Led by CGEN co-founder and Senior Fellow at the Global Cities Institute, Murray Metcalfe, EESC-A explores the status of engineering education in Sub-Saharan Africa (SSA), opportunities and challenges that its academic institutions encounter, and the extent to which new education models based on information technologies are being implemented. Such models include distance learning, the use of “MOOCs” and “SPOCs,” and the roles of engineering software tools and “virtual labs.” Geographically, the initiative has a pan-African mandate, and it seeks to contribute where resource constraints amplify related challenges, while simultaneously innovation in education may have the greatest social and environmental impact.

As a way of greatly accelerating those efforts, the initiative seeks to create a new partnership called the Network for Engineering Education for Sustainable African Cities (NEESAC). Its long-term goal is to build a network of researchers and collaborators centered here at UofT, with additional participants and partnerships elsewhere in engineering schools (and other institutions) in Canada and in Africa.

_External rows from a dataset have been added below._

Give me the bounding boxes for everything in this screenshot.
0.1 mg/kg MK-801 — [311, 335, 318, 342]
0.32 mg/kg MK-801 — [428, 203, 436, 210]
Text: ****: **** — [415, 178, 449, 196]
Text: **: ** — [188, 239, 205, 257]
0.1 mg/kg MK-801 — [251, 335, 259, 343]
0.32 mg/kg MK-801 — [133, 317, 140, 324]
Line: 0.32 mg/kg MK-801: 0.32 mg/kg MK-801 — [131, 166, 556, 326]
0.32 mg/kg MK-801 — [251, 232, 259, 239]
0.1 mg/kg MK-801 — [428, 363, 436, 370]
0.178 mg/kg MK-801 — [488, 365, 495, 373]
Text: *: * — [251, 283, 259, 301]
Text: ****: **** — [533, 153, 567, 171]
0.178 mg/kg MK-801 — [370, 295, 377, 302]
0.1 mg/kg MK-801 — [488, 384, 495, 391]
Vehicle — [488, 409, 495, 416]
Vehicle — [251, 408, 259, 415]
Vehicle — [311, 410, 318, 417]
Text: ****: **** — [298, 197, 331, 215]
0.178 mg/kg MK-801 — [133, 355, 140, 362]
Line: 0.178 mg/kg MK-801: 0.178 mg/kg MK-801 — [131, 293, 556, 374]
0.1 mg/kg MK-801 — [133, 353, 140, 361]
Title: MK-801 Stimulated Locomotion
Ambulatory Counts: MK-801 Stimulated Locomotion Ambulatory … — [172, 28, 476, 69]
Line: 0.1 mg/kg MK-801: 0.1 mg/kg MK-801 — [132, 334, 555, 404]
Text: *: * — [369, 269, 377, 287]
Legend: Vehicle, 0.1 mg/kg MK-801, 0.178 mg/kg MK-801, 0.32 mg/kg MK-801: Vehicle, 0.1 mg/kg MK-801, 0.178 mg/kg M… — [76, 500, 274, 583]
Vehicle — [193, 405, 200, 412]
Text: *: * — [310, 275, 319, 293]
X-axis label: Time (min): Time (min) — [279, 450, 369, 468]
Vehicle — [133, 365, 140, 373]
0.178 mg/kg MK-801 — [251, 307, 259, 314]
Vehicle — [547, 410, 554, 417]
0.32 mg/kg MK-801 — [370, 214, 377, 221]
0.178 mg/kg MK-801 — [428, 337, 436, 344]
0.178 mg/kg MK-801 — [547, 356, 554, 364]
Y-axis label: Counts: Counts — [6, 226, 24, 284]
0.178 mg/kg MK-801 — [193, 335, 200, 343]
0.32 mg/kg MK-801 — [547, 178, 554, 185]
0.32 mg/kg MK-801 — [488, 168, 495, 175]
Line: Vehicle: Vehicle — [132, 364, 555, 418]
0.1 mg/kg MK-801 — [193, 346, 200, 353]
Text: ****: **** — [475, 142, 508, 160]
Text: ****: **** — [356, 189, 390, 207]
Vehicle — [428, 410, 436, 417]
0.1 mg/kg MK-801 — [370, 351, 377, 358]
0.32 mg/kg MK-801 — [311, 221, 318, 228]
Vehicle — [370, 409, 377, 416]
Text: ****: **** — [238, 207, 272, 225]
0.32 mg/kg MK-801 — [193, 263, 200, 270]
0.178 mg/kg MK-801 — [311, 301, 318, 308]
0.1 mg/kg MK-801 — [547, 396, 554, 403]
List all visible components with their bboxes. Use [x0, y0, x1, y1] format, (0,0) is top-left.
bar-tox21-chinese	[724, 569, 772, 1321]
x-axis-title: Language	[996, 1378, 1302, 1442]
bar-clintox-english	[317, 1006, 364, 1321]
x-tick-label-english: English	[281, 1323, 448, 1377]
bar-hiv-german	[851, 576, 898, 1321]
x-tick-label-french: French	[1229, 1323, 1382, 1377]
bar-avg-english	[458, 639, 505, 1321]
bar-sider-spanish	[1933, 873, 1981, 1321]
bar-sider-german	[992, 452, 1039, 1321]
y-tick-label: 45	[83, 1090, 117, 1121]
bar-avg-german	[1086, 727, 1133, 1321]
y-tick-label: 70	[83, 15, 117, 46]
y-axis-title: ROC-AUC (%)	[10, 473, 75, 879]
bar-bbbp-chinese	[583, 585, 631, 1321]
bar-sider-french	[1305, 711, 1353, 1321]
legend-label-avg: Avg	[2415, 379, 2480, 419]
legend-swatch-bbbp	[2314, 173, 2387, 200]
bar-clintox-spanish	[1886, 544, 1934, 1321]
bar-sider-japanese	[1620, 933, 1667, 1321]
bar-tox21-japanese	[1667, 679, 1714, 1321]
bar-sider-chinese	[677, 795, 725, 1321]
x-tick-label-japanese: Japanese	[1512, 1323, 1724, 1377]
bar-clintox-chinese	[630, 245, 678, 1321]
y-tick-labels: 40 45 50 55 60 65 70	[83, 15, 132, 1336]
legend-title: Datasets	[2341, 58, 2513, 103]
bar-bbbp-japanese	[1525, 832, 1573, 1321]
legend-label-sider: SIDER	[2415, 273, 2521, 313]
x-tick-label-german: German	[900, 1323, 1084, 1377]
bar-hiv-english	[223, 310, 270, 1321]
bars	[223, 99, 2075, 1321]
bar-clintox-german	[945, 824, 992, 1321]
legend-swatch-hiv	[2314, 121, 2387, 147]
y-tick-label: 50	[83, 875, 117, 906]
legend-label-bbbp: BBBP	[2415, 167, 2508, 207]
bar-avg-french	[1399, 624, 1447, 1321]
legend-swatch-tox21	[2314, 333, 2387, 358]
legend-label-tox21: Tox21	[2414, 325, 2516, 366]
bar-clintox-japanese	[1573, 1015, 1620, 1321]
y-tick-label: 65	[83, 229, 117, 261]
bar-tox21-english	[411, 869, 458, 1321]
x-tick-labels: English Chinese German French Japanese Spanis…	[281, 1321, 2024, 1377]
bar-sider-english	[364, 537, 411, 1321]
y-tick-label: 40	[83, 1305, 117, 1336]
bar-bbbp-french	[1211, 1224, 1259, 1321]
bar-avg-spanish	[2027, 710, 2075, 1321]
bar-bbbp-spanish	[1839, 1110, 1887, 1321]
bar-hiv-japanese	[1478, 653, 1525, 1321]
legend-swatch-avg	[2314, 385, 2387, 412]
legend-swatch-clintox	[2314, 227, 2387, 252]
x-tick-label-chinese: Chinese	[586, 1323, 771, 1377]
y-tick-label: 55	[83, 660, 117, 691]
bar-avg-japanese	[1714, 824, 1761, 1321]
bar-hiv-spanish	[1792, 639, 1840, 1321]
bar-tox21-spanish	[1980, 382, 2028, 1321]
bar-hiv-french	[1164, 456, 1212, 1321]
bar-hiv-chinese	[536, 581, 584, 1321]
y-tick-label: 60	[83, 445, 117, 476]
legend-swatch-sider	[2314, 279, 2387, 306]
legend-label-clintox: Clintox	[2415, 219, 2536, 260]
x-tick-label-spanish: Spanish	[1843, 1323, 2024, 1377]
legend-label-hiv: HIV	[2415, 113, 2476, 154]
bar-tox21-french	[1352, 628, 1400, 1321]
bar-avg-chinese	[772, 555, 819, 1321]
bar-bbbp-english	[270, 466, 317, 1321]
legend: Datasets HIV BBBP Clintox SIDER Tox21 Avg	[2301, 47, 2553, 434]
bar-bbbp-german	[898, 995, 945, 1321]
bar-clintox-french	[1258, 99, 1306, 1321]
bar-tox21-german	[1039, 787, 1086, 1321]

Its specific objectives will be: (1) working with and facilitating African educators and theorists to define what is sustainable cities engineering from an African perspective, (2) developing relevant content modules and courses, some broad and some specific to countries, issues and even specific institutions, (3) partnering with African universities more broadly, primarily through electronic approaches, to help them in educating future engineers, (4) actively involving UofT scholars and students in engaging with African counterparts, by pointing to specific issues and topics for research efforts, and (5) pursuing resulting “reverse innovation” opportunities for our students and our educational activities on campus at UofT.